The government has said that all residents of Thailand ‒ including expats, migrant workers and other foreigners ‒ would be eligible for free vaccinations. However, there has been confusion about the registration process.
The current Mor Prom (“doctors ready”) mobile app and Line account is in Thai only, and a Thai ID number is required to register. However, some expats who hold so-called pink ID cards, which come with a Thai ID number, reported being able to book vaccination times.

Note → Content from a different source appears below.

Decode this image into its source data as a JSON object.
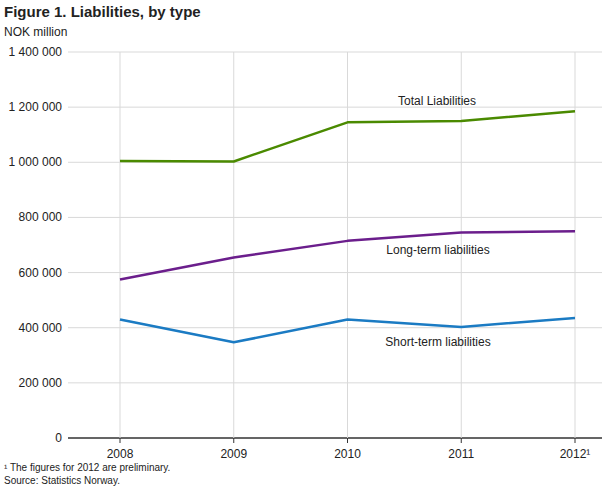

The Ministry of Public Health subsequently said the app was not intended to be used by foreigners.
Mr Natapanu clarified on Saturday that a new app especially for foreigners was in development.
“As soon as the Mor Prom application is ready for foreign nationals, we will let you know,” he said.
Even if they do not make bookings using an app, foreigners will be eligible to use walk-in vaccination services as soon as they are officially opened, he added.
“For walk-in vaccination services, any provinces that are ready to provide the vaccines can commence operations immediately.”
However, authorities would like to make services to foreigners available in English and other languages if possible. “To ensure official facilitation and prevent any language miscommunication, separate facilities for foreign nationals are being discussed,” he said.
As of Friday, the spokesman said, authorities had delivered 2.2 million doses of the coronavirus vaccine, including 800,000 second doses.